Menjawab hal ini, Rifqi mengatakan bahwa sanksi peretasan data juga termaktub dalam RUU PDP ini, baik berupa sanksi pemblokiran, sanksi pidana atau sanksi finansial berupa denda. Beberapa waktu lalu, lembaga seperti BPJS Kesehatan juga terbukti melakukan kelalaian hingga jutaan data mengalami kebocoran, namun, karena RUU PDP ini belum disahkan, maka tidak ada sanksi apapun yang dijatuhkan pada pihak BPJS Kesehatan, kata Rifqi.
Peserta lainnya kemudian bertanya mengenai isu yang sedang hangat terkait dengan RKUHP Penghinaan Presiden dan Wakil Presiden, di mana orang yang melakukan tindak penghinaan yang dapat merendahkan martabat pemerintah di media sosial akan dikenakan sanksi penjara. Audiens tersebut kemudian meminta pandangan pribadi pemateri .
Menanggapi pernyataan dari audiens tersebut, Rifqi kemudian beralih kepada persoalan revisi UU ITE yang hingga saat ini masih menjadi polemik. Namun, melihat pemberitaan yang muncul di media belakangan ini, pemerintah seolah tidak berniat serius untuk merevisi UU ITE ini.
Hal ini dibuktikan dengan ucapan pemerintah yang mengatakan bahwa UU ITE tidak bermasalah, yang bermasalah hanyalah penerapannya.
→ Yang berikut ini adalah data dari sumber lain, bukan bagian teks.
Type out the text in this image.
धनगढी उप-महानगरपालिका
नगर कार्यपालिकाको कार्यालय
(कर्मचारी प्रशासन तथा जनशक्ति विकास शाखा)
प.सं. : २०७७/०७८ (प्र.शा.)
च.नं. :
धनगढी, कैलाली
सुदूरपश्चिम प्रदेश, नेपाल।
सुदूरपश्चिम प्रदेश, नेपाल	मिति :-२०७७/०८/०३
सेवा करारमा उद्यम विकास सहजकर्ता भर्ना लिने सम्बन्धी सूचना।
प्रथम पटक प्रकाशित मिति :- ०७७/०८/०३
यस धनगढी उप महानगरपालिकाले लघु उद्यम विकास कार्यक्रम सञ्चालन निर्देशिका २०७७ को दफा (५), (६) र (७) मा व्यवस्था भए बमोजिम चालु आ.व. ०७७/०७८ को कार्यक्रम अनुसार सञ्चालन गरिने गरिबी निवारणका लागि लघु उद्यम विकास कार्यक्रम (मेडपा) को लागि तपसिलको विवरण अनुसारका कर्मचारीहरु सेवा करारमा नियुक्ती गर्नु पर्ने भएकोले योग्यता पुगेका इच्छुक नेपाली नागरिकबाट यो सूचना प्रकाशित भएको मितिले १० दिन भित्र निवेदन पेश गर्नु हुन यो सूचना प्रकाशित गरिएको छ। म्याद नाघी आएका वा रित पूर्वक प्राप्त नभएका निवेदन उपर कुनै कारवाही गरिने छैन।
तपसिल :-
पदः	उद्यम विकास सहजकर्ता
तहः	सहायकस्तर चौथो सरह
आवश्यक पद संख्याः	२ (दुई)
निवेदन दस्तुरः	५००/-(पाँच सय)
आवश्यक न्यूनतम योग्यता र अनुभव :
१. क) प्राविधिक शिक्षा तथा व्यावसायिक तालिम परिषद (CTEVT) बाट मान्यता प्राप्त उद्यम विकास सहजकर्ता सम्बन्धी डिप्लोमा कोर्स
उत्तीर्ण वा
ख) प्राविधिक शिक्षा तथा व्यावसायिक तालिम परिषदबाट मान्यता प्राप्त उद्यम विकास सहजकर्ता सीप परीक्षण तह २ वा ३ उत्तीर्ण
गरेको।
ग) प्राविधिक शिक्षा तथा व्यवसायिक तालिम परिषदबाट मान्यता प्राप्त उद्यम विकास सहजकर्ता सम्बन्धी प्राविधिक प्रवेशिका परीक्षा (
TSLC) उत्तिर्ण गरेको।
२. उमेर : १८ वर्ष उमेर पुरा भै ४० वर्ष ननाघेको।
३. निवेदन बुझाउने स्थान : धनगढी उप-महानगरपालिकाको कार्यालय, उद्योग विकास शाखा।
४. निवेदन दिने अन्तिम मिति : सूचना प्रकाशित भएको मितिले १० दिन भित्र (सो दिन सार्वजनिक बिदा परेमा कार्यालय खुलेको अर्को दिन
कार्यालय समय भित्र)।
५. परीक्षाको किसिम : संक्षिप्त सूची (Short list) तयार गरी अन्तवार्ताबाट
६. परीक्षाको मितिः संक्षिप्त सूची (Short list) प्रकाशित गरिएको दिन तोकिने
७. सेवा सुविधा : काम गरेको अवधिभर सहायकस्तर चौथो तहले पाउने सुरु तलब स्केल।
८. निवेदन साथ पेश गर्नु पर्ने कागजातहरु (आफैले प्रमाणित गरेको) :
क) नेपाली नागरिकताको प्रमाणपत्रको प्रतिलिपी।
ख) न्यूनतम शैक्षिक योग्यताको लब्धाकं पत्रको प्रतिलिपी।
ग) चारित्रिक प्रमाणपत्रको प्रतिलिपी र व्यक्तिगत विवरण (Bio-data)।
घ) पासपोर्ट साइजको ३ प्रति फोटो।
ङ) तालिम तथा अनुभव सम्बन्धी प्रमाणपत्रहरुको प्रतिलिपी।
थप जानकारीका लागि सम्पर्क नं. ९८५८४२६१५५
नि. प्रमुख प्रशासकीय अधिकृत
Ucapan pemerintah ini menjadi satu pijakan kuat bagi aktivis demokrasi bahwa pemerintah seolah ingin mempertahankan UU ITE khususnya mengenai pasal pencemaran nama baik di media sosial.
Dugaan ini dibuktikan dengan isu mengenai RKUHP terkait dengan pemidanaan terhadap orang-orang yang terbukti melakukan penghinaan dan perendahan martabat presiden atau pemerintah di media sosial. Dengan kata lain, RKUHP ini sangat bertentangan dengan semangat kebebasan berekspresi di internet bahkan mengancam kebebasan warganet untuk mengkritisi pemerintah, jelas Rifqi.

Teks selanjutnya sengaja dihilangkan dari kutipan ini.